I have a sqlite3 database with Russian terms, encoded in UTF-8. My KM action takes a word off the macOS clipboard, puts it into a KM variable and launches a Perl script to query the db and return a numeric parameter from it. Although the action correctly generates the query based on a KM variable, it appears to be in an encoding that the sqlite3 engine doesn't recognize.

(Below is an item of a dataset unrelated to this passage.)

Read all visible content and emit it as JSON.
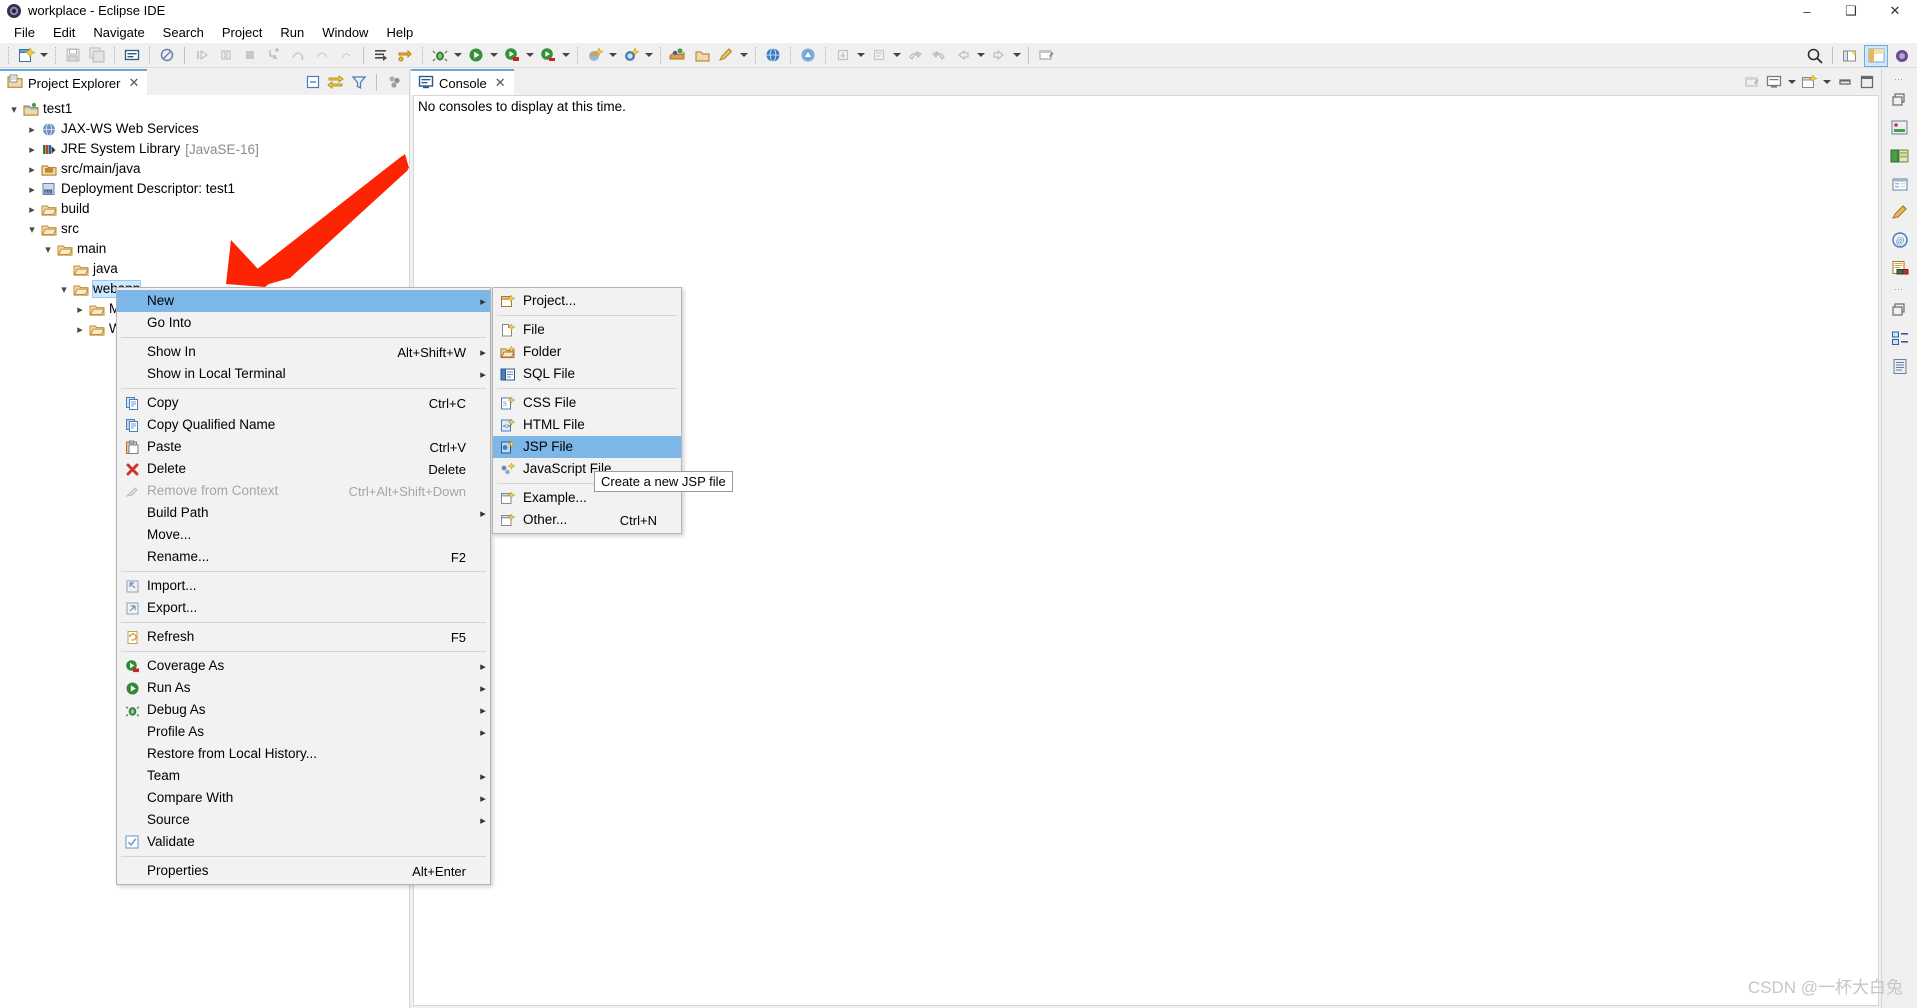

For example, this is a proper query:

SELECT rank FROM corpus WHERE word LIKE 'удовлетворительный'

but it returns no rows because KM is doing something to the encoding of the Russian term that I can't seem to account for. I suspect this an encoding issue in the KM variable because simply re-typing the Russian term inside the single quotes and executing it directly in sqlite3 works as expected. In any case, here's the script:

#!/usr/bin/perl

use DBD::SQLite;
use feature 'unicode_strings';

my $db_path = "/Users/alan/Documents/dev/RussianNationalCorpus";
my $dbh = DBI->connect("dbi:SQLite:dbname=$db_path","","");
my $query_word = $ENV{KMVAR_ru_word}
my $query = "SELECT rank,word,lemma FROM corpus WHERE word = '$query_word'";
$sth = $dbh->prepare($query);
my $rv = $sth->execute();

my $rank;
while(my @row = $sth->fetchrow_array()) {
	$rank = $row[0];
}
print $rank; print "\n";
$dbh->disconnect();

Playing around with encoding the variable into UTF-8 inside the script did not make any difference. Thinking it's something strange about how Perl is handling the encoding, I rewrote the script in Python. Same thing. Some queries work, others do not. Any query with the letter "й" never works. I've solved the problem by just piping the macOS pasteboard to another tool, bypassing (I think) KM's variable and clipboard handling. This always works:

#!/usr/local/bin/zsh

pbpaste | xargs /Users/alan/Desktop/GetRNCRank

So, in summary, it seems that KM is doing something to the encoding of non-Latin characters behind the scenes. Anyone else encounter this? Workarounds?

See:

https://wiki.keyboardmaestro.com/action/Execute_a_Shell_Script#UTF-8_and_Non-ASCII_Characters

If you are dealing with non-ASCII characters, you probably want to set the LC_ALL environment variable to UTF8, which you can do by setting the Keyboard Maestro variable ENV_LC_ALL to “en_US.UTF-8”.

By default (v9.0+), if you have not set these environment variables they will be set to UTF-8 for you.